Set in Germany during WWII and its aftermath, Surviving the Fatherland is based on the author’s true family account of her mother’s and father’s childhood and teen years during Hitler’s final push and Germany’s eventual surrender, plus their youth and romance during the rebuilding years which followed. Oppenlander offers an insider’s view of an often-overlooked part of life in Germany during this time Hitler’s use of German children in the war, and the war’s effect on German children’s childhoods—and beyond. More than just historical facts, though, Surviving the Fatherland digs deep to make the hunger, fear, depression, and sadness palpable with every missed meal, dropped bomb, family betrayal, and death. That it allows the reader a glimmer of hope for the future as well is a testament to Oppenlander’s storytelling ability and her promise of life and love’s ability to endure.

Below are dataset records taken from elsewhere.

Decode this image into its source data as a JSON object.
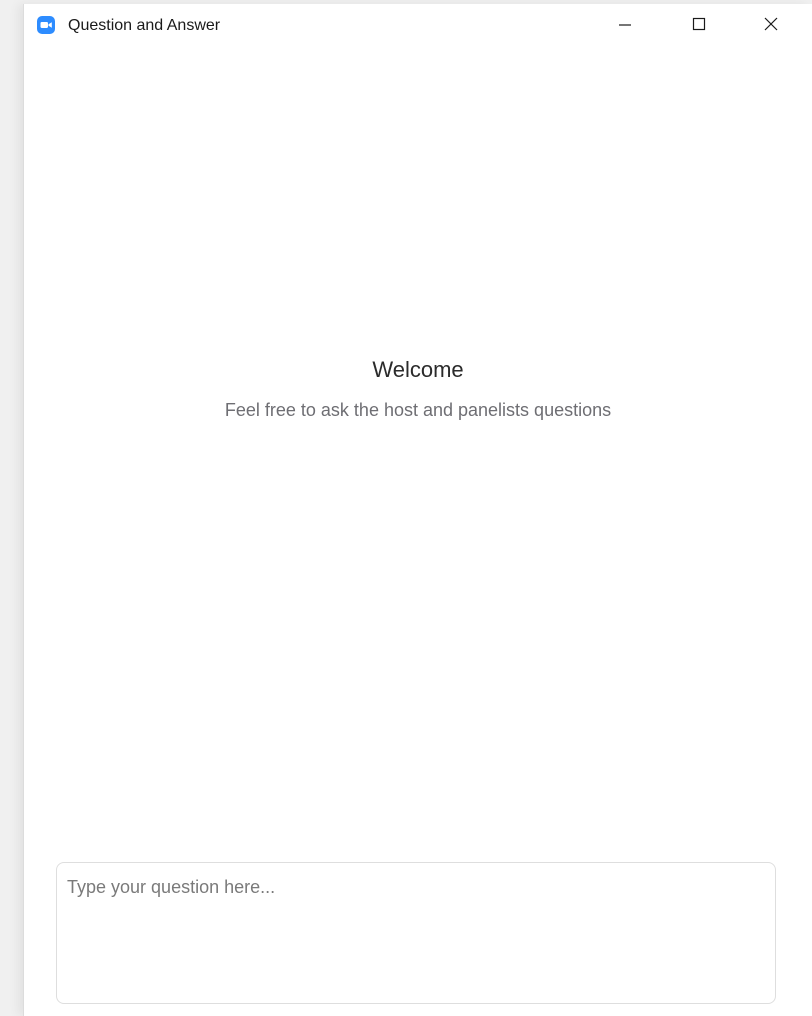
{
  "window": {
    "title": "Question and Answer",
    "controls": {
      "minimize_icon": "minimize-icon",
      "maximize_icon": "maximize-icon",
      "close_icon": "close-icon"
    }
  },
  "main": {
    "welcome_title": "Welcome",
    "welcome_subtitle": "Feel free to ask the host and panelists questions"
  },
  "question_input": {
    "value": "",
    "placeholder": "Type your question here..."
  },
  "colors": {
    "app_icon": "#2d8cff",
    "background": "#ffffff"
  }
}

A couple of declarations. I love war stories and In recent years I have taken to tales of how home-life went on in times of war. I am also an amateur writer myself so I know the effort that goes in to getting a book to a state of being read by the general public. As such, I very rarely offer bad reviews. I would prefer to not review at all than slag off someone else's efforts. Which brings me to this story. As a tale I loved it. It was interesting and there were enough exciting parts to make it great holiday reading. It was a slightly new-ish take on the old theme of life during WW2. As for the book itself, i can only assume that there has been an issue in the translation from German to English. Even allowing for that, I have to say that if this was edited in any way I would be surprised e.g the story flows from Chapter 28 in October to 29 in September. Then there's being 'in the drizzle of the summer drizzle'. Like I said, it is quite something for me to make a comment like this but when you take money for your work the reader should expect that it has been, at the very least, checked for basic errors. I'm not a wordsmith but there were just too many mistakes to make this easy reading and I think the lack of checking and editing detracted from what was a genuinely good story.
Surviving the Fatherland A True Coming of Age is unlike any World War II book I have ever read. I consider myself fairly well read on WWII in Europe and I probably have read 45 lengthy books. I have a few favorites authors including Stephen Ambrose and Antony Beevor. All have been written from the point of view of the Allied Armies and little, if any, was said about the citizens of Nazi Germany who had to survive the war as well live through the recovery of a devastated nation. This book is written in the first person of two characters, Gunter and Lilly, who are rather young when the war starts. Each goes through years of poverty and almost starvation, trying too survive the horrors of their families being separated. The book takes the reader through the eyes of two young people who grow into adulthood through the war and post-war Germany. The stories are very realistic and very difficult to read given the bounty that is available to all in the U.S. SPOILER ALERT The author had a first hand knowledge of the life these two young adults lead; she is their daughter. Much of what is contained in the book are first hand accounts recorded by her parents before they passed away. I was able to learn about survival as well as how many German citizens really felt about the Hitler regime; it strongly recommend this book to all desiring to glimpse into the lives of normal citizens on the wrong side of WWII.